Walter Olson
(biographical sketch: shorter/longer)
Walter Olson, a senior fellow at the Cato Institute, is the author of several books and a well-known commentator on American law. The Washington Post has described him as an "intellectual guru of tort reform," while Investor's Business Daily calls him "perhaps America's leading authority on over-litigation". His book Schools for Misrule: Legal Academia and an Overlawyered America (Encounter, 2011) takes a close look at ideological trends in the modern American law school and how they have helped bring about a series of calamitous developments in the real world of law, in fields ranging from Indian land claims to environmental law to international human rights law.

His earlier books, beginning with The Litigation Explosion, have transformed the way we think of the American legal system. The Rule of Lawyers, was hailed in leading publications including Forbes ("truly gripping" and "brilliant"),Walter Olson in Sept. 2006 The American Lawyer, and Barron's (a "marvelous combination of irony, insight and outrage"). The Excuse Factory, his book on litigation in the workplace, was met with accolades everywhere from the London Times ("riveting") to the A.B.A. Journal ("wittily scathing").
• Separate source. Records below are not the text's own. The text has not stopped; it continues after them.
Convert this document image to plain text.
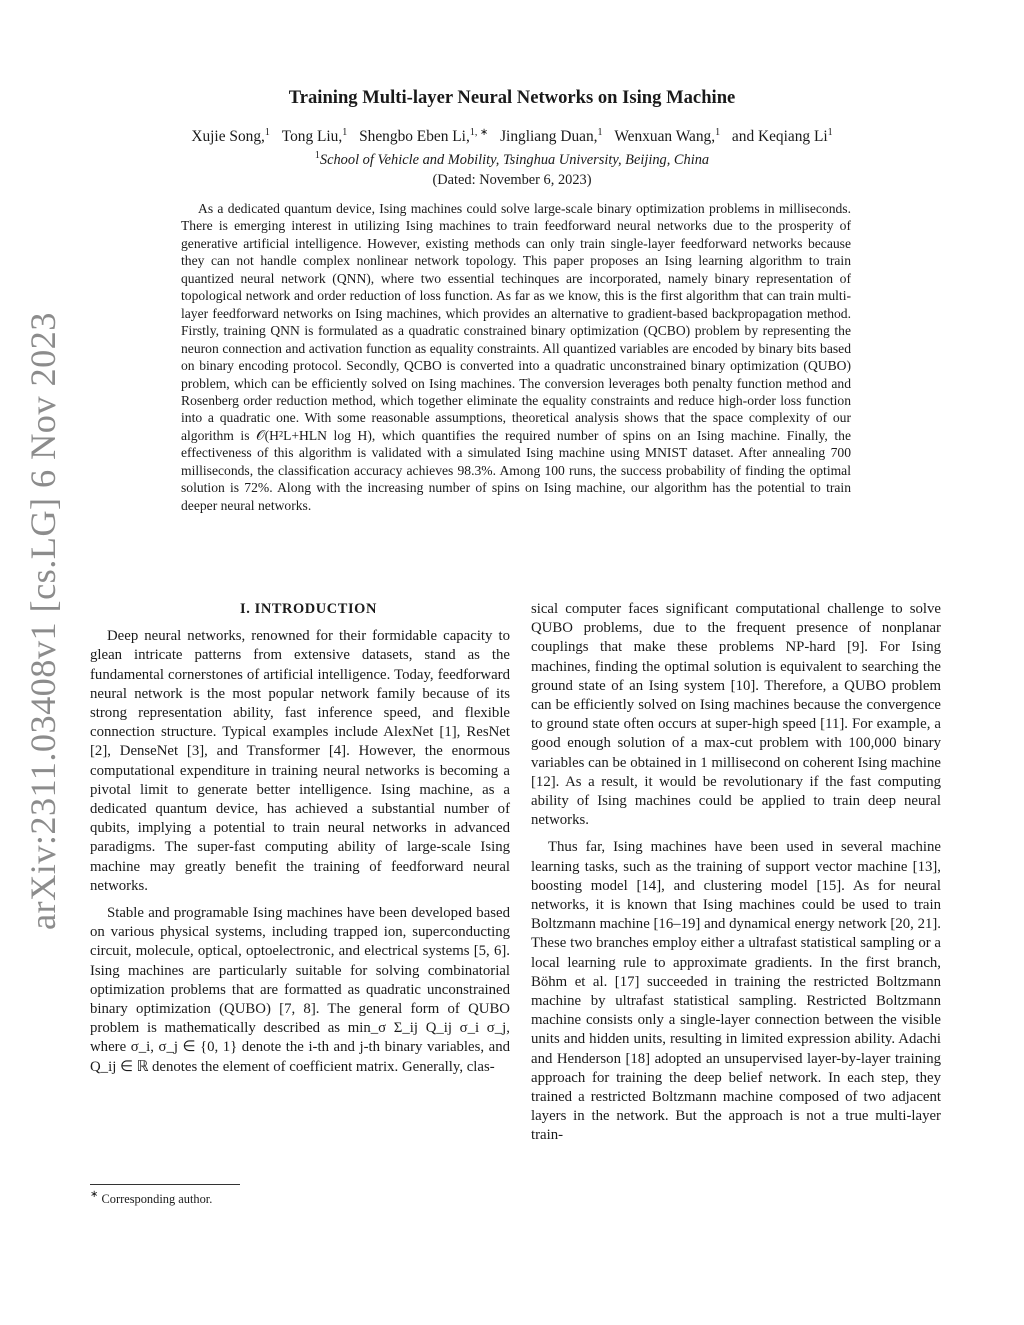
arXiv:2311.03408v1 [cs.LG] 6 Nov 2023
Training Multi-layer Neural Networks on Ising Machine
Xujie Song,$^1$ Tong Liu,$^1$ Shengbo Eben Li,$^{1, ∗}$ Jingliang Duan,$^1$ Wenxuan Wang,$^1$ and Keqiang Li$^1$
$^1$School of Vehicle and Mobility, Tsinghua University, Beijing, China
(Dated: November 6, 2023)
As a dedicated quantum device, Ising machines could solve large-scale binary optimization problems in milliseconds. There is emerging interest in utilizing Ising machines to train feedforward neural networks due to the prosperity of generative artificial intelligence. However, existing methods can only train single-layer feedforward networks because they can not handle complex nonlinear network topology. This paper proposes an Ising learning algorithm to train quantized neural network (QNN), where two essential techinques are incorporated, namely binary representation of topological network and order reduction of loss function. As far as we know, this is the first algorithm that can train multi-layer feedforward networks on Ising machines, which provides an alternative to gradient-based backpropagation method. Firstly, training QNN is formulated as a quadratic constrained binary optimization (QCBO) problem by representing the neuron connection and activation function as equality constraints. All quantized variables are encoded by binary bits based on binary encoding protocol. Secondly, QCBO is converted into a quadratic unconstrained binary optimization (QUBO) problem, which can be efficiently solved on Ising machines. The conversion leverages both penalty function method and Rosenberg order reduction method, which together eliminate the equality constraints and reduce high-order loss function into a quadratic one. With some reasonable assumptions, theoretical analysis shows that the space complexity of our algorithm is 𝒪(H²L+HLN log H), which quantifies the required number of spins on an Ising machine. Finally, the effectiveness of this algorithm is validated with a simulated Ising machine using MNIST dataset. After annealing 700 milliseconds, the classification accuracy achieves 98.3%. Among 100 runs, the success probability of finding the optimal solution is 72%. Along with the increasing number of spins on Ising machine, our algorithm has the potential to train deeper neural networks.

I. INTRODUCTION

Deep neural networks, renowned for their formidable capacity to glean intricate patterns from extensive datasets, stand as the fundamental cornerstones of artificial intelligence. Today, feedforward neural network is the most popular network family because of its strong representation ability, fast inference speed, and flexible connection structure. Typical examples include AlexNet [1], ResNet [2], DenseNet [3], and Transformer [4]. However, the enormous computational expenditure in training neural networks is becoming a pivotal limit to generate better intelligence. Ising machine, as a dedicated quantum device, has achieved a substantial number of qubits, implying a potential to train neural networks in advanced paradigms. The super-fast computing ability of large-scale Ising machine may greatly benefit the training of feedforward neural networks.

Stable and programable Ising machines have been developed based on various physical systems, including trapped ion, superconducting circuit, molecule, optical, optoelectronic, and electrical systems [5, 6]. Ising machines are particularly suitable for solving combinatorial optimization problems that are formatted as quadratic unconstrained binary optimization (QUBO) [7, 8]. The general form of QUBO problem is mathematically described as min_σ Σ_ij Q_ij σ_i σ_j, where σ_i, σ_j ∈ {0, 1} denote the i-th and j-th binary variables, and Q_ij ∈ ℝ denotes the element of coefficient matrix. Generally, clas-

sical computer faces significant computational challenge to solve QUBO problems, due to the frequent presence of nonplanar couplings that make these problems NP-hard [9]. For Ising machines, finding the optimal solution is equivalent to searching the ground state of an Ising system [10]. Therefore, a QUBO problem can be efficiently solved on Ising machines because the convergence to ground state often occurs at super-high speed [11]. For example, a good enough solution of a max-cut problem with 100,000 binary variables can be obtained in 1 millisecond on coherent Ising machine [12]. As a result, it would be revolutionary if the fast computing ability of Ising machines could be applied to train deep neural networks.

Thus far, Ising machines have been used in several machine learning tasks, such as the training of support vector machine [13], boosting model [14], and clustering model [15]. As for neural networks, it is known that Ising machines could be used to train Boltzmann machine [16–19] and dynamical energy network [20, 21]. These two branches employ either a ultrafast statistical sampling or a local learning rule to approximate gradients. In the first branch, Böhm et al. [17] succeeded in training the restricted Boltzmann machine by ultrafast statistical sampling. Restricted Boltzmann machine consists only a single-layer connection between the visible units and hidden units, resulting in limited expression ability. Adachi and Henderson [18] adopted an unsupervised layer-by-layer training approach for training the deep belief network. In each step, they trained a restricted Boltzmann machine composed of two adjacent layers in the network. But the approach is not a true multi-layer train-

∗ Corresponding author.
On the web, he is best known for his humorous yet serious Overlawyered.com, often cited as the oldest blog on law as well as among the most popular. He founded the Manhattan Institute's Point of Law and was long its editor and principal writer. In 2009, his writing at Overlawyered helped focus public attention and outrage on the harmful consequences of the Consumer Product Safety Improvement Act of 2008 (CPSIA) in areas ranging from children's books to thrift stores.

His writing appears regularly in such publications as the Wall Street Journal, the New York Times, and New York Post, and he has been a columnist for publications ranging from Reason to Great Britain's Times Online. He has testified before Congress, appeared on hundreds of broadcast shows including "Oprah", and advised public officials at every level of government. Before joining the Cato Institute in 2010 he was a senior fellow at the Manhattan Institute, the think tank in New York City.